Xinqiang Yu, Chuanguang Yang, Chengqing Yu et al.

Policy Distillation (PD) has become an effective method to improve deep reinforcement learning tasks. The core idea of PD is to distill policy knowledge from a teacher agent to a student agent. However, the teacher-student framework requires a well-trained teacher model which is computationally expensive.In the light of online knowledge distillation, we study the knowledge transfer between different policies that can learn diverse knowledge from the same environment.In this work, we propose Online Policy Distillation (OPD) with Decision-Attention (DA), an online learning framework in which different policies operate in the same environment to learn different perspectives of the environment and transfer knowledge to each other to obtain better performance together. With the absence of a well-performance teacher policy, the group-derived targets play a key role in transferring group knowledge to each student policy.
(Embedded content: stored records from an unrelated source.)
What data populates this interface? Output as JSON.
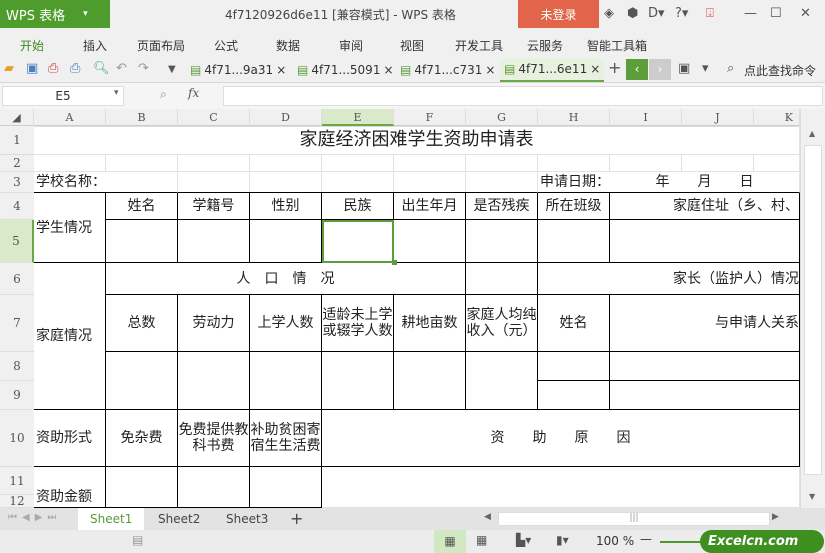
{
  "app": {
    "logo": "WPS 表格",
    "title": "4f7120926d6e11 [兼容模式] - WPS 表格",
    "login": "未登录"
  },
  "menu": [
    "开始",
    "插入",
    "页面布局",
    "公式",
    "数据",
    "审阅",
    "视图",
    "开发工具",
    "云服务",
    "智能工具箱"
  ],
  "doc_tabs": [
    "4f71...9a31",
    "4f71...5091",
    "4f71...c731",
    "4f71...6e11"
  ],
  "search_cmd": "点此查找命令",
  "namebox": "E5",
  "fx": "fx",
  "columns": [
    "A",
    "B",
    "C",
    "D",
    "E",
    "F",
    "G",
    "H",
    "I",
    "J",
    "K"
  ],
  "rows": [
    "1",
    "2",
    "3",
    "4",
    "5",
    "6",
    "7",
    "8",
    "9",
    "10",
    "11",
    "12"
  ],
  "cells": {
    "title": "家庭经济困难学生资助申请表",
    "school": "学校名称：",
    "apply_date": "申请日期：",
    "ymd": "年　　月　　日",
    "student_info": "学生情况",
    "name": "姓名",
    "student_no": "学籍号",
    "gender": "性别",
    "ethnicity": "民族",
    "birth": "出生年月",
    "disabled": "是否残疾",
    "class": "所在班级",
    "address": "家庭住址（乡、村、",
    "family_info": "家庭情况",
    "population": "人　口　情　况",
    "guardian": "家长（监护人）情况",
    "total": "总数",
    "labor": "劳动力",
    "students": "上学人数",
    "dropout": "适龄未上学或辍学人数",
    "land": "耕地亩数",
    "income": "家庭人均纯收入（元）",
    "g_name": "姓名",
    "relation": "与申请人关系",
    "aid_form": "资助形式",
    "free_fees": "免杂费",
    "free_books": "免费提供教科书费",
    "boarding": "补助贫困寄宿生生活费",
    "aid_reason": "资　　助　　原　　因",
    "aid_amount": "资助金额"
  },
  "sheets": [
    "Sheet1",
    "Sheet2",
    "Sheet3"
  ],
  "zoom": "100 %",
  "watermark": "Excelcn.com"
}
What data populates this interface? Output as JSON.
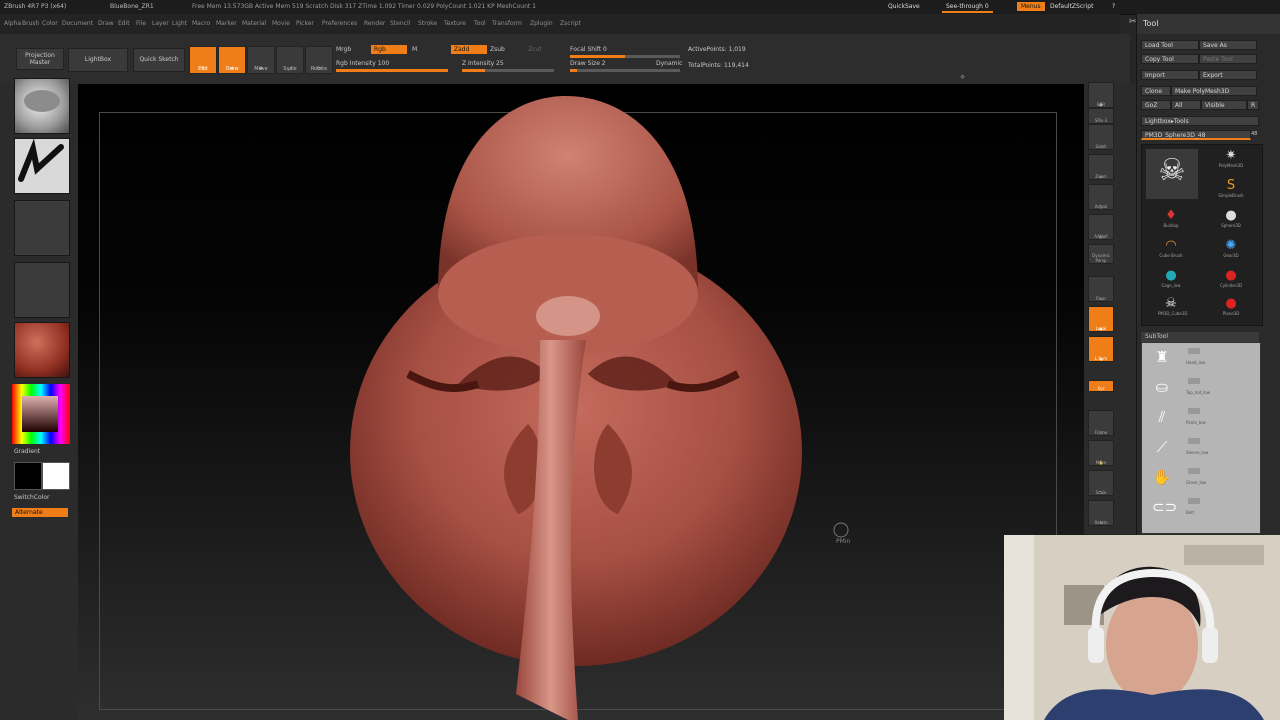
{
  "menubar": {
    "title": "ZBrush 4R7 P3 (x64)",
    "doc": "BlueBone_ZR1",
    "stats": "Free Mem 13.573GB  Active Mem 519  Scratch Disk 317  ZTime 1.092  Timer 0.029  PolyCount 1.021 KP  MeshCount 1",
    "quicksave": "QuickSave",
    "see_through": "See-through  0",
    "menus_btn": "Menus",
    "script": "DefaultZScript",
    "menu_items": [
      "Alpha",
      "Brush",
      "Color",
      "Document",
      "Draw",
      "Edit",
      "File",
      "Layer",
      "Light",
      "Macro",
      "Marker",
      "Material",
      "Movie",
      "Picker",
      "Preferences",
      "Render",
      "Stencil",
      "Stroke",
      "Texture",
      "Tool",
      "Transform",
      "Zplugin",
      "Zscript"
    ]
  },
  "toolbar": {
    "projection_master": "Projection Master",
    "lightbox": "LightBox",
    "quick_sketch": "Quick Sketch",
    "edit": "Edit",
    "draw": "Draw",
    "move": "Move",
    "scale": "Scale",
    "rotate": "Rotate",
    "mrgb": "Mrgb",
    "rgb": "Rgb",
    "m": "M",
    "rgb_intensity": "Rgb Intensity 100",
    "zadd": "Zadd",
    "zsub": "Zsub",
    "zcut": "Zcut",
    "z_intensity": "Z Intensity 25",
    "focal_shift": "Focal Shift 0",
    "draw_size": "Draw Size 2",
    "dynamic": "Dynamic",
    "active_points": "ActivePoints: 1,019",
    "total_points": "TotalPoints: 119,414"
  },
  "leftshelf": {
    "gradient": "Gradient",
    "switch_color": "SwitchColor",
    "alternate": "Alternate"
  },
  "rightshelf": {
    "buttons": [
      "BPR",
      "SPix 3",
      "Scroll",
      "Zoom",
      "Actual",
      "AAHalf",
      "Dynamic Persp",
      "Floor",
      "Local",
      "L.Sym",
      "Xyz",
      "Frame",
      "Move",
      "Scale",
      "Rotate",
      "Line Fill PolyF",
      "Transp",
      "Solo",
      "Xpose"
    ]
  },
  "tool_panel": {
    "title": "Tool",
    "load_tool": "Load Tool",
    "save_as": "Save As",
    "copy_tool": "Copy Tool",
    "paste_tool": "Paste Tool",
    "import": "Import",
    "export": "Export",
    "clone": "Clone",
    "make_polymesh": "Make PolyMesh3D",
    "goz": "GoZ",
    "all": "All",
    "visible": "Visible",
    "r": "R",
    "lightbox_tools": "Lightbox▸Tools",
    "current_tool": "PM3D_Sphere3D_48",
    "count": "48",
    "thumbs": [
      "PM3D_Sphere3D",
      "PolyMesh3D",
      "SimpleBrush",
      "ZSphere",
      "Buildup",
      "Sphere3D",
      "Cube Brush",
      "Gear3D",
      "Cage_low",
      "Cylinder3D",
      "PM3D_Cube3D",
      "Plane3D"
    ],
    "subtool_title": "SubTool",
    "subtools": [
      "Head_low",
      "Top_hat_low",
      "Pants_low",
      "Sleeve_low",
      "Glove_low",
      "Belt"
    ]
  },
  "viewport": {
    "cursor_label": "PMin"
  },
  "colors": {
    "accent": "#f07e18",
    "clay": "#a64f43",
    "panel": "#2b2b2b"
  }
}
However, naive aggregation functions tend to cause student policies quickly homogenize. To address the challenge, we introduce the Decision-Attention module to the online policies distillation framework. The Decision-Attention module can generate a distinct set of weights for each policy to measure the importance of group members. We use the Atari platform for experiments with various reinforcement learning algorithms, including PPO and DQN. In different tasks, our method can perform better than an independent training policy on both PPO and DQN algorithms. This suggests that our OPD-DA can transfer knowledge between different policies well and help agents obtain more rewards.